Der offizielle Startschuss für den Inklusionsprozess fiel mit dem Ratsbeschluss am 12. Oktober. Jetzt geht es darum, punktuell einzelne Themen anzugehen, die keine neuen in unserer Gesellschaft sind. Dennoch möchte die Stadtverwaltung die Herausforderung Inklusion stärker ins Bewusstsein der Menschen rücken und verstärkt mit Betroffenen in Kontakt kommen. Baumann appelliert auch an die Bürgerschaft, eigene Ideen und Anregungen an Sie als Inklusionsbeauftragte heranzutragen.

Denn oft gibt es Hindernisse und Einschränkungen, über die Menschen, die keine körperliche oder geistige Behinderung haben, nicht nachdenken.

Perspektivwechsel

„Es muss ein Umdenken in vielen Köpfen stattfinden“, weiß Dieter Joachimi, der seit einem von Baumann organisierten Sensibilisierungsworkshop im Ratssaal auch seinen Blickwinkel geändert hat. Bei diesem Workshop hatten Beschäftigte der Stadtverwaltung die Möglichkeit, selbst einmal für einen Moment in die Rolle eines Menschen mit einer Geh- oder Sehbehinderung oder sonstigen körperlichen Einschränkungen zu schlüpfen.

„Kino ist auch dafür da, die gesellschaftlichen Entwicklungen aufzuzeigen und Themen aus der Tabuzone zu befreien“, weiß Friedhelm Schürmann, der seit vielen Jahren das Onikon leitet und oft in Kooperation mit der Stadt Herdecke themenbezogene Veranstaltungen organisiert.

„Das Thema Inklusion gab es schon immer, aber mit den Jahren ist es wichtiger geworden“, stellt er fest.
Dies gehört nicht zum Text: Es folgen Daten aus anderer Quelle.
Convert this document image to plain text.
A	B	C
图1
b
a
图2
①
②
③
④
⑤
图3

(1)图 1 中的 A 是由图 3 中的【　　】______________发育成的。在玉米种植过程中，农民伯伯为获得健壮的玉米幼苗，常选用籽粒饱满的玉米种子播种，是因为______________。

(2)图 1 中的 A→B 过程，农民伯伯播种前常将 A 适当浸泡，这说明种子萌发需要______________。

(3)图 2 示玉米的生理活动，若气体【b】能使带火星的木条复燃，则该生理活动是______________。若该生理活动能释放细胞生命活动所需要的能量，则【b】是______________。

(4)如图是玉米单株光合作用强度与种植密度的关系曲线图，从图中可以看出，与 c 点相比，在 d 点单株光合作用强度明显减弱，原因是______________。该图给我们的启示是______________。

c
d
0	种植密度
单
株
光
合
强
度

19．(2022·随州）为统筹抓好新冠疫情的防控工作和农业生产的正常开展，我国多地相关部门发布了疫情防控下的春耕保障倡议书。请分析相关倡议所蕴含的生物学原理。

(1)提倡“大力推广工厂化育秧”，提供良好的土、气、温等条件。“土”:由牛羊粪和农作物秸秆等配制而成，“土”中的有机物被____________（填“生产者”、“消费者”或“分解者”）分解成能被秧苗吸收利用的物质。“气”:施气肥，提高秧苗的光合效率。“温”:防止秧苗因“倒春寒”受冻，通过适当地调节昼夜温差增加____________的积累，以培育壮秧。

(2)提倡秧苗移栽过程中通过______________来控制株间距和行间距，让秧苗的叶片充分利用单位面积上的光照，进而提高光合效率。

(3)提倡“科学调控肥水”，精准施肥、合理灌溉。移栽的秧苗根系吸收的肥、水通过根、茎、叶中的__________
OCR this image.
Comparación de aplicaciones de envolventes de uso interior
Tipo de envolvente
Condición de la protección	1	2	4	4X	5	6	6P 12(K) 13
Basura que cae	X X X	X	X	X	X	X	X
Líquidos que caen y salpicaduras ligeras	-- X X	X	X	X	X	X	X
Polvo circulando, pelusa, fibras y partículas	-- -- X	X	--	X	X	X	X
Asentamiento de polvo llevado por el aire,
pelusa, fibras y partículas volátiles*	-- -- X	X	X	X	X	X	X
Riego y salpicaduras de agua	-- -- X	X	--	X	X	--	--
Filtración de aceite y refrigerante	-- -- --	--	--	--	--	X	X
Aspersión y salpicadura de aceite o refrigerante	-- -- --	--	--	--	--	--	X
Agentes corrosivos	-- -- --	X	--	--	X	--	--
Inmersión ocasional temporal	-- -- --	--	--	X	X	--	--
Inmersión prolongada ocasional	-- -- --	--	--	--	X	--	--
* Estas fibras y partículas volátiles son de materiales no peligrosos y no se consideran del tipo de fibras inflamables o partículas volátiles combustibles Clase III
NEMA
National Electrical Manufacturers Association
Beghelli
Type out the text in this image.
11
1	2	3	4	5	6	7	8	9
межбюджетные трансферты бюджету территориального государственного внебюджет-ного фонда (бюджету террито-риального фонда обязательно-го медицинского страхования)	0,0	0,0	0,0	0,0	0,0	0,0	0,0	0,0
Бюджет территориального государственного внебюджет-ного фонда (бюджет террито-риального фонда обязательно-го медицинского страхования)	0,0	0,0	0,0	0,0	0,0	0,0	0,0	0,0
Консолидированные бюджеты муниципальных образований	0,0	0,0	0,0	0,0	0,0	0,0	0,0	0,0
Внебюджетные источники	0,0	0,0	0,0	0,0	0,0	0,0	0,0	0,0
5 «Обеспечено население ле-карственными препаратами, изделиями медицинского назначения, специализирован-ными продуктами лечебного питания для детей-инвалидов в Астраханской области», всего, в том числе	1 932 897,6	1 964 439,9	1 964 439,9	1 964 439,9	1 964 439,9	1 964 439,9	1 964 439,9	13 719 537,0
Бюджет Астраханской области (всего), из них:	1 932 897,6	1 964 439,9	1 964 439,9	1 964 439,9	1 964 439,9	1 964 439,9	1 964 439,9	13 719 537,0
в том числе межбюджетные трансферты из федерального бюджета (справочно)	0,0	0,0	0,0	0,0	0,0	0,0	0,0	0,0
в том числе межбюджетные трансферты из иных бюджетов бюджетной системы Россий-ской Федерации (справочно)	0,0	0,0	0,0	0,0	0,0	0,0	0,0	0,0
So machen immer mehr Werke den Umgang mit geistigen oder körperlichen Behinderungen zum Gegenstand des Drehbuches. Die Auswahl an passenden Filmen ist also groß und kann beliebig erweitert werden.

Baumann und Schürmann haben sich für vier Filme in der „Inklusionsreihe“ entschieden, die das Thema auf unterhaltsame Weise angehen. So wurden Spielfilme gewählt, die in der Kategorie Komödie eingeordnet sind.

Französischer Start

Die Reihe startet mit dem Klassiker „Ziemlich beste Freunde“ am Freitag, 10. November, um 20 Uhr. Auch wer den Film schon kennt, ist herzlich eingeladen, das französische Werk unter einem anderen Blickwinkel anzuschauen und an dem anschließenden Filmgespräch mit Menschen mit Behinderungen teilzunehmen.

Der Film handelt von dem körperlich behinderten Philippe, der vom Hals an abwärts gelähmt ist. Er lernt den unbekümmerten Driss kennen, der gerade erst aus dem Gefängnis entlassen wurde und sich spontan als Philippes Pfleger bewähren soll. Beim anschließenden Gespräch geht es vor allem darum, alltägliche Fragen im Umgang mit Menschen mit Behinderungen zu stellen.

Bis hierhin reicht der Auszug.